To his horror, David now finds out that she thinks with this handclasp that he has proposed to her. Fortunately for him, she turns him down as she intends to contract a “companionate” marriage with the clearly gay, fellow BBC producer Lionel Harvest, whom she has recently discovered will inherit upon his uncle’s death an income of 4,000 pounds a year. Hmmm…according to the rules this should mean that she would have to give up her position at the BBC, but perhaps the fact that she seems to have no inhibitions about stating that the marriage will be companionate only—i.e., separate bedrooms and she won’t be getting pregnant—means that she will retain it.
David thus realizes that his careless ways have resulted in two young women thinking that he has proposed to them (although this discovery won’t slow him down much), but all ends well for the real lovers. I regret to say that after this installment, John and Mary sink into being called “dull”—nice, but dull. Frankly, I could take their dullness after the flighty David and the oblivious Agnes, but so it is. They will have three boys, Leslies Major, Minor, and Minimus, who start off equally “dull,” but who develop quite a streak of fun and naughtiness.

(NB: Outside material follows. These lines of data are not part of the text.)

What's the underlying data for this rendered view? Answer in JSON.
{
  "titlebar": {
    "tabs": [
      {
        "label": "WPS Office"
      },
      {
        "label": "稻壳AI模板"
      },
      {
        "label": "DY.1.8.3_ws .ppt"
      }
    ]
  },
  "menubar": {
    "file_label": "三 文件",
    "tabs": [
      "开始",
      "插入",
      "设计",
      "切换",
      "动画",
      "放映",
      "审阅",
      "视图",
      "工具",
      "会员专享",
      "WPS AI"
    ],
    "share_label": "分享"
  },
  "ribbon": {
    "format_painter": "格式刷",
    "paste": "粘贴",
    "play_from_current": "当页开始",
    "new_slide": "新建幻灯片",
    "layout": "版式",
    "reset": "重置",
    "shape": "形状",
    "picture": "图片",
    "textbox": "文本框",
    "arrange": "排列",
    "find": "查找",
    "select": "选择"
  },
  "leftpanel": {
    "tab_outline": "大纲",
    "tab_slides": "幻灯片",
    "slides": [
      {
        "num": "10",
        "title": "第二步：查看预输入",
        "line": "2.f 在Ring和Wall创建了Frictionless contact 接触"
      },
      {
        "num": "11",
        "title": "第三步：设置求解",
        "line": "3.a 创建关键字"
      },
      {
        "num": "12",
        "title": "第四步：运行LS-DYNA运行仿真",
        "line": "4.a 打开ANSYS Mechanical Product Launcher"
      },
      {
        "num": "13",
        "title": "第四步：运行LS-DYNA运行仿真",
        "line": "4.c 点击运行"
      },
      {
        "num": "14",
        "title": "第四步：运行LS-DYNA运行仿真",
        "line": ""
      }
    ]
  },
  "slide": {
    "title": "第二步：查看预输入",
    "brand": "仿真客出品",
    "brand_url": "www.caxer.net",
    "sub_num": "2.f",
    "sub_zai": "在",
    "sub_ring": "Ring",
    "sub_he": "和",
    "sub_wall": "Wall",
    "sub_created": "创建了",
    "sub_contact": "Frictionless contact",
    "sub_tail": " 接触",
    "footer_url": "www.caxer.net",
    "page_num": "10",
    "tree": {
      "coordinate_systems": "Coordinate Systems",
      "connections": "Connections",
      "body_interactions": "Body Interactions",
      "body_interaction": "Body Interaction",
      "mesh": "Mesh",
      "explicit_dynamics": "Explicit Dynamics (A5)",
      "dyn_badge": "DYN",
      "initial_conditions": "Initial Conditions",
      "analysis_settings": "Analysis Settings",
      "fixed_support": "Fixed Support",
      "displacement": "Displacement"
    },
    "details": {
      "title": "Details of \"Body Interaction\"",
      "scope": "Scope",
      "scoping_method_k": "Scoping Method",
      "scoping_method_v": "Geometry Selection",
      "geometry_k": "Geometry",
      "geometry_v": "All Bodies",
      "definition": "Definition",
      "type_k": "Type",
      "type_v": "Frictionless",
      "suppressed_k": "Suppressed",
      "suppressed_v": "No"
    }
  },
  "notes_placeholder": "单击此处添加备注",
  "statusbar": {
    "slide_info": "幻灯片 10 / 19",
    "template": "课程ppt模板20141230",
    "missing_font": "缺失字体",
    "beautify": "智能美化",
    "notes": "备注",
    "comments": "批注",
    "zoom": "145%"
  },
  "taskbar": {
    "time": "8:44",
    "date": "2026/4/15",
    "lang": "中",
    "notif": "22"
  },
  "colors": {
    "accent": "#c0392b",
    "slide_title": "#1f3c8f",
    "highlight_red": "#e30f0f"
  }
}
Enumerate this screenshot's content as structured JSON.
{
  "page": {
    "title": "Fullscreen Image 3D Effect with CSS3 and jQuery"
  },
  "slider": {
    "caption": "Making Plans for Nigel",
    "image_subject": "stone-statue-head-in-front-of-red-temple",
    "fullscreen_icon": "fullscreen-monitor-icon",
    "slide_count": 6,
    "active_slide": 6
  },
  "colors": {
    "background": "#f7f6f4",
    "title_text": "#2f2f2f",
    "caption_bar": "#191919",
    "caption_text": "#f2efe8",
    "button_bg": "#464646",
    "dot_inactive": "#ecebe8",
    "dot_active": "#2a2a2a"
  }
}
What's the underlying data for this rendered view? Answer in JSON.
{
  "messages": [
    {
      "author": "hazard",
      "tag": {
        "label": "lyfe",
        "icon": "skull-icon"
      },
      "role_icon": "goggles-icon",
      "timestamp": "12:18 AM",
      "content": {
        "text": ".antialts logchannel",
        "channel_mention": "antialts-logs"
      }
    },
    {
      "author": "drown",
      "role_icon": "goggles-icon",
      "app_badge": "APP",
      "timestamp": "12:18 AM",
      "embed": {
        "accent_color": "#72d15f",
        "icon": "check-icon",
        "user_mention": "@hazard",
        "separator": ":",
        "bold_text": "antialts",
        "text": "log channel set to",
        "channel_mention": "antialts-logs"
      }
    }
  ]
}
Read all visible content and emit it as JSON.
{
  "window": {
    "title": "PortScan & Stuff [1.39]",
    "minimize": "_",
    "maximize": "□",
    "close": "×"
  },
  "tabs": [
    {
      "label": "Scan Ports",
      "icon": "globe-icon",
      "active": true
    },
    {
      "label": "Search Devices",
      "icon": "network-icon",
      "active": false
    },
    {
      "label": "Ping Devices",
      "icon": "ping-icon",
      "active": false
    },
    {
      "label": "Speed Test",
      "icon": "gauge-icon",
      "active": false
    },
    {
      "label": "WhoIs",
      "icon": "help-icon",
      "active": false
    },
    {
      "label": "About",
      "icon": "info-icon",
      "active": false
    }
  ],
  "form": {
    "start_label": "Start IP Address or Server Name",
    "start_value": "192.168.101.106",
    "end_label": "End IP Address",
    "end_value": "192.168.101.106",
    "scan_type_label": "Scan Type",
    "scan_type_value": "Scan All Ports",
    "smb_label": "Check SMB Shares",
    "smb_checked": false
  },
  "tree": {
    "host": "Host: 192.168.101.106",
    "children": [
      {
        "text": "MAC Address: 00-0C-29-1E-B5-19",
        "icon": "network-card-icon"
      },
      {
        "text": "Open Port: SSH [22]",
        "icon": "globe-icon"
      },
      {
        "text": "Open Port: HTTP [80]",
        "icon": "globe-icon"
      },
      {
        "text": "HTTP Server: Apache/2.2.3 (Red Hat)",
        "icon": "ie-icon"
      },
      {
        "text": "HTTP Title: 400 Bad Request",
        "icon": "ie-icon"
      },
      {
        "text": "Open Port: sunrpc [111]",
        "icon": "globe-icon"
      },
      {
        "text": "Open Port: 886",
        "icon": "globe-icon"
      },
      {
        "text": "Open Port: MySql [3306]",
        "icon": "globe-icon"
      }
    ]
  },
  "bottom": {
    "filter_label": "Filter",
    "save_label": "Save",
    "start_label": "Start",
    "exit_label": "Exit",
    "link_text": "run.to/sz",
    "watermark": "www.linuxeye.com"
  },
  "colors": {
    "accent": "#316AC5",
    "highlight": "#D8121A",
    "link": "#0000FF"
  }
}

Wild Strawberries can be read as a comedy of manners with a love story, but there is a lot more going on under the surface. Lady Emily and Mr Leslie are still grieving over the loss of their eldest son, while John grieves over his wife’s death, and these losses provide some grounding to the story. With the introduction of characters like Joan Stevenson, Lionel Harvest, and the BBC we are beginning to see the intrusion of the rather crass and serious-about-itself middle-class into the charmed life of the county house set. Everything is still golden and calm and will be for the next six novels or so—remember, Thirkell was publishing one book a year and this is the 1934 installment—but our eye and ear are being trained for changes to come.